« Winding Down | Main | A Strong Foundation to Stand On »

Dreaming of Beachfront Property

camper.jpg Welcome home beach bums! ~ email from my friend Kathleen.

I recently realized that ocean camping fulfills a lifelong dream of mine. The one in which my girlfriends and I skip school and vow to live on the beach forever. While growing up on the narrow peninsula of Hull, Massachusetts, we built fires with drift wood and heated up cans of Campbell’s chicken noodle soup using quahog shells for bowls. It was fun, but then seemed to take forever for the school buses to bring the kids home from school, at which point we knew we could go back to our warm houses again.

Now I live in the mountains and have a camper with a stove, a refrigerator, a bed, and a heater. Having a camper makes me feel self-sufficient and appeals to my childhood love of fort building; which we did in the nooks and crannies of the granite boulder seawall in our neighborhood. It’s like owning a mortgage-free retirement home that I can take to ocean whenever I get homesick for it.

At the ocean, I’m a girl again. Everything is brighter against the grey canvas of water, sand, and sky, and the world seems to open up like a shell ready to explore. My favorite time for exploring the beach is early evening in the warm glow of the setting sun, which is when my husband and I set out walking while camping at Hunting Island State Park recently.

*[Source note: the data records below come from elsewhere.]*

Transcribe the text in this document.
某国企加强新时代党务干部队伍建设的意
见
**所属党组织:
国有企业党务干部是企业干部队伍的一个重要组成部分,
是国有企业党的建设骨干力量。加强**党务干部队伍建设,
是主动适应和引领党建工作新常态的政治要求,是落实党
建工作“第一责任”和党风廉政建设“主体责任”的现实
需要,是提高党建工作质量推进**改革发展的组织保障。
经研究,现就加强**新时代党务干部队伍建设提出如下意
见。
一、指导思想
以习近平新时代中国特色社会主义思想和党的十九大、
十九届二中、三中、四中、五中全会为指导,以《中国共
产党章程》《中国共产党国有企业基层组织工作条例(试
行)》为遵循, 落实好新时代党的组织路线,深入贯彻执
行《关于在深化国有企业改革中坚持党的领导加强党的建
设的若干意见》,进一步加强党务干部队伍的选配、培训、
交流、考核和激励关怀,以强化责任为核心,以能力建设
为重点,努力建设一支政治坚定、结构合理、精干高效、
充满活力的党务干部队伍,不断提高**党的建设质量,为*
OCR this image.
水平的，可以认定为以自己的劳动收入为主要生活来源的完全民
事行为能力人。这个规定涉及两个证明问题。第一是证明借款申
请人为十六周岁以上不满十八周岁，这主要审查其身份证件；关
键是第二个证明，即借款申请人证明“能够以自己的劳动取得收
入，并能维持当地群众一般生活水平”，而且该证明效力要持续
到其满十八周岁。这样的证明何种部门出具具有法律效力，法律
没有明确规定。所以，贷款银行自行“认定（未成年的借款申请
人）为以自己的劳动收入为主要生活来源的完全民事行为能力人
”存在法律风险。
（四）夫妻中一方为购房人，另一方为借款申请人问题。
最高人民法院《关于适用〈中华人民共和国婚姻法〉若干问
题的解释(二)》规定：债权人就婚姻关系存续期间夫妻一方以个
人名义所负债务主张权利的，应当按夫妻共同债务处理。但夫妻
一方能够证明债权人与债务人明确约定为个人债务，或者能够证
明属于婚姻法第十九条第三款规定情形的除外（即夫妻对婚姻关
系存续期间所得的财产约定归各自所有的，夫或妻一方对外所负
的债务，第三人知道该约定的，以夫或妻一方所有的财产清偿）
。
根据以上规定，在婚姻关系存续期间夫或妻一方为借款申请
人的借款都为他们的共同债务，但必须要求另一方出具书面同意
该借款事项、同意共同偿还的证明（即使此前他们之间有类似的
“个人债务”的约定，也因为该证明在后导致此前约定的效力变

On the south end of the park, there’s a section of beach that can only be reached at low tide where evidence of changing landscapes and the impermanence of life can clearly be seen. Gigantic uprooted trunks with gnarly roots still lie where they fell when the ocean claimed them in piles and on top of each other. Some are still standing dead; others have worn down to stumps. The scene is a beautiful one and sad one at the same time, and I can’t decide whether to call it a graveyard or an art museum of sculpture. joeonstump.jpg

My husband, who looks for any opportunity to practice yoga or perch from a tree, thinks it’s a playground. Noticing the quiet sadness that had come over me, he reminded me that when one part of the land is lost to the erosion of time another part is being born somewhere else. Both destruction and renewal exist at the same time.

The wind picked up and the sky darkened. We zipped up our jackets, pulled up our collars and headed back to camp where the inviting glow of electric lights shown out from the camper windows. In a surreal convergence of past and present time, I remembered my childhood dreams and saw that they had come true.

Comments

Hey, welcome home, Colleen! I enjoyed your beachfront blogging... I share your love for the ocean and I feel like I don't get to spend nearly enough time at the beach. It's March, but I'm thinking about making a semi-New Year's resolution right now to make more trips to the Jersey shore this year.

Wow. Thanks so much for sharing that. I'm adding "get small camper" to my list of things to do.

Wren

Oddly enough, I have never spent any time at a beach. I loved the rocky coast of Maine on the rare occasions I was able to visit, but have never walked a sandy stretch of beach at sunset. Thanks to you I now feel deprived; what a beautiful description of your experience!

Ahhhhhhh! Those childhood memories came rushing back with this post.

And ...

I'm walking the beach tomorrow.

It sounds like you are having the time of your life. I love the photos of the wood. Quite amazing!!

There are still places here on the beachs and in the preserves that I want to explore. Maybe when the girl is home. I haven't camped at the beach but did so in tents in the mountains of Colorado. There even though it was August and hot during the day, the water froze each night. It was a great vacation two years in a row, in spite of some of the company. Glad ya'll had a great time.

Another wonderful post. And you guys took some really fun photos.

i really enjoyed your vacation posts....

so when is 'our' next vacation??? :)

Lu, it's your turn! Why don't you go on vacation and blog us about it? I want to see Tennessee! And the Jersey Shore via Jeanne!

What memories you have restored for me. I took two little kids and hubby in a borrowed camper for a vacation on the Texas shore many years ago. Hubby was not into Yoga then...but he is now. Isn't that funny? We caught crabs, raced land crabs, swam and enjoyed food over a campfire. But we were glad to crawl back into that tiny camper each evening and it WAS just like that fort/cave building thing that we did in our youth!

Words from a poet's heart, Colleen. I have given so much thought to the nature of art and creativity, and to nature itself--my place in it, its overwhelming flow and cycles. It's affect on me. Basically I think it boils down to your thoughts and your husband's, which you have express so well here.

Colleen, you said, "I want to see Tennessee!"

I know you said it in March of 2006, but I'm inviting you and Joe to hop in your camper and come to Chattanooga ... whenever it works for you. From Floyd to here, you would see a good slice of east Tennessee and I would show you some fun places in the Chattanooga area. I'm serious, and I hope you will really consider visiting here someday.